Space-Time-Frequency Synthetic Integrated Sensing and Communication Networks

TL;DR

This paper introduces a space-time-frequency synthetic ISAC architecture that enhances sensing resolution by fusing observations from distributed transmitters and receivers, providing a unified model and performance analysis.

Contribution

It proposes a novel integrated sensing and communication framework that synthesizes observations across space, time, and frequency, with new estimation bounds and fusion strategies.

Findings

MLE approaches the CRLB at high SNR

Two stage fusion performs well at moderate/high SNR

Fully synthesized processing outperforms individual base station fusion

Abstract

Integrated sensing and communication (ISAC) promises high spectral and power efficiencies by sharing waveforms, spectrum, and hardware across sensing and data links.

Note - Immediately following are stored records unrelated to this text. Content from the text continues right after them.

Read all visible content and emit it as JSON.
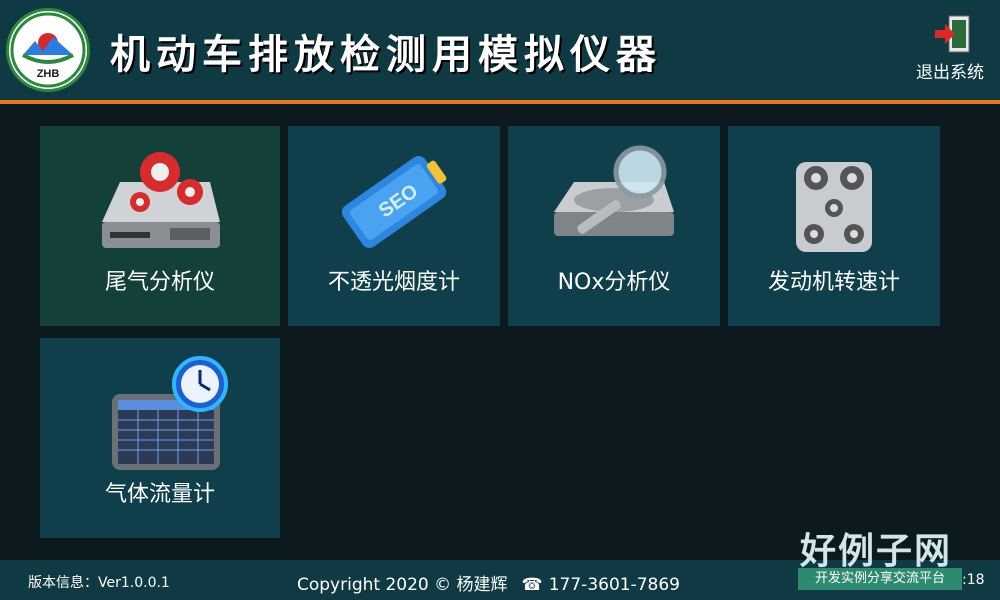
{
  "header": {
    "logo_text": "ZHB",
    "title": "机动车排放检测用模拟仪器",
    "exit_label": "退出系统"
  },
  "tiles": [
    {
      "label": "尾气分析仪",
      "icon": "gear-harddrive-icon"
    },
    {
      "label": "不透光烟度计",
      "icon": "seo-battery-icon"
    },
    {
      "label": "NOx分析仪",
      "icon": "magnifier-drive-icon"
    },
    {
      "label": "发动机转速计",
      "icon": "engine-belt-icon"
    },
    {
      "label": "气体流量计",
      "icon": "spreadsheet-clock-icon"
    }
  ],
  "footer": {
    "version": "版本信息：Ver1.0.0.1",
    "copyright": "Copyright 2020 © 杨建辉",
    "phone": "177-3601-7869",
    "time_fragment": ":18"
  },
  "watermark": {
    "big": "好例子网",
    "small": "开发实例分享交流平台"
  },
  "colors": {
    "header_bg": "#0f3a44",
    "accent_line": "#e8781a",
    "tile_bg": "#0f3f4a",
    "body_bg": "#0c1a1f"
  }
}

Yet commercial cellular networks struggle to deliver fine angular, range, and Doppler resolution due to limited aperture, bandwidth, and coherent observation time. In this paper, we propose a space-time-frequency synthetic ISAC architecture that fuses observations from distributed transmitters and receivers across time intervals and frequency bands. We develop a unified signal model for multistatic and monostatic configurations, derive Cramer-Rao lower bounds (CRLBs) for the estimations of position and velocity. The analysis shows how spatial diversity, multiband operation, and observation scheduling impact the Fisher information. We also compare the estimation performance between a concentrated maximum likelihood estimator (MLE) and a two stage information fusion (TSIF) method that first estimates per-path delay and radial speed and then fuses them by solving a weighted nonlinear least-squares problem via the Gauss-Newton algorithm. Numerical results show that MLE approaches the CRLB in the high signal-to-noise ratio (SNR) regime, while the two stage method remains competitive at moderate to high SNR but degrades at low SNR. A central finding is that fully synthesized network processing is essential, as estimations by individual base stations (BSs) followed by fusion are consistently inferior and unstable at low SNR. This framework offers a practical guidance for upgrading existing communication infrastructure into dense sensing networks.